Anche oggi LINK – Coordinamento Universitario ha partecipato al terzo giorno consecutivo di Presidio dinanzi a Ministero dell’Università e della Ricerca, stando al fianco dei giovani medici che protestano contro il gravissimo errore del Cineca e del MIUR sui test per le specializzazioni mediche.

“Quanto sta succedendo – dichiara Alberto Campailla, Portavoce Nazionale di LINK – Coordinamento Universitario – non è accettabile e non saranno certo le dimissioni del Presidente del CINECA a diminuire la portata di uno scandalo di proporzioni nazionali che rischia di travolgere le vite di migliaia di persone.
LINK continuerà a sostenere la protesta degli specializzandi di medicina a partire dalla data di mobilitazione dello #scioperosociale prevista per il #14N in cui scenderemo in piazza per ottenere l’unica soluzione possibile sia per tutelare il diritto di quanti hanno sostenuto il test sia per andare incontro al fabbisogno nazionale di personale medico-sanitario: il finanziamento delle #12milaborse per tutti gli aspiranti medici.”
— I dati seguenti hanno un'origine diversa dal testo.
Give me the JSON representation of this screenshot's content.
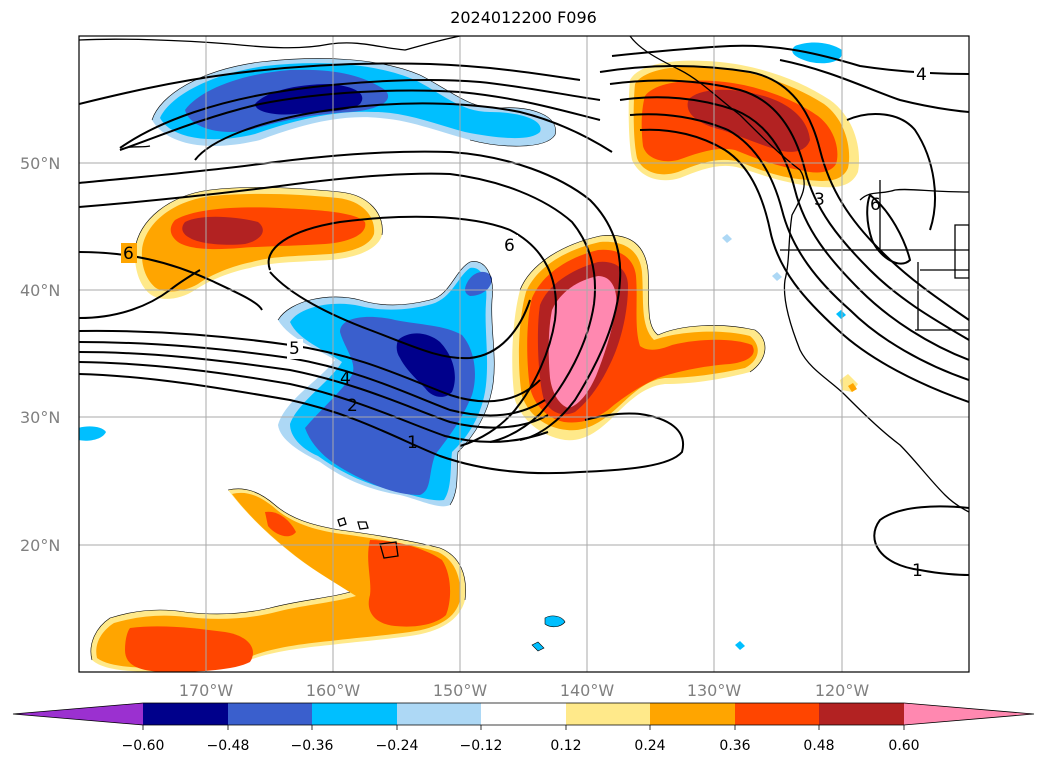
{
  "title": "2024012200 F096",
  "map": {
    "lat_labels": [
      "50°N",
      "40°N",
      "30°N",
      "20°N"
    ],
    "lon_labels": [
      "170°W",
      "160°W",
      "150°W",
      "140°W",
      "130°W",
      "120°W"
    ],
    "extent": {
      "lon": [
        -180,
        -110
      ],
      "lat": [
        10,
        60
      ]
    }
  },
  "contour_labels": [
    "6",
    "6",
    "5",
    "4",
    "2",
    "1",
    "4",
    "3",
    "6",
    "1"
  ],
  "colorbar": {
    "ticks": [
      "−0.60",
      "−0.48",
      "−0.36",
      "−0.24",
      "−0.12",
      "0.12",
      "0.24",
      "0.36",
      "0.48",
      "0.60"
    ],
    "colors": [
      "#9b30d0",
      "#00008b",
      "#3a5fcd",
      "#00bfff",
      "#add8f5",
      "#ffffff",
      "#ffe98a",
      "#ffa500",
      "#ff4500",
      "#b22222",
      "#ff88b0"
    ],
    "extend": "both"
  }
}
La Ministra Giannini e la tecno-struttura del MIUR stanno collezionando un numero enorme di errori che, come sempre, rischiano di riverberarsi sui soggetti che maggiormente necessiterebbero di tutele.
Il Governo Renzi deve assumersi pubblicamente la responsabilità politica di quanto accaduto ed acconsentire immediatamente alle richieste proveniente dai presidi e dalle imponenti proteste diffuse in tutti i social network.

Pretendiamo delle garanzie reali – conclude Riccardo Laterza, Portavoce Nazionale della Rete della Conoscenza – che vadano ben oltre la nota con cui il Ministero sta liquidando la questione. La soluzione individuata non è all’altezza delle esigenze non solo di chi lavora in questo settore ma anche del Paese, che oggi ha urgente bisogno di aprire un serio ragionamento più generale sulla formazione medica e di investire fortemente in questo settore.”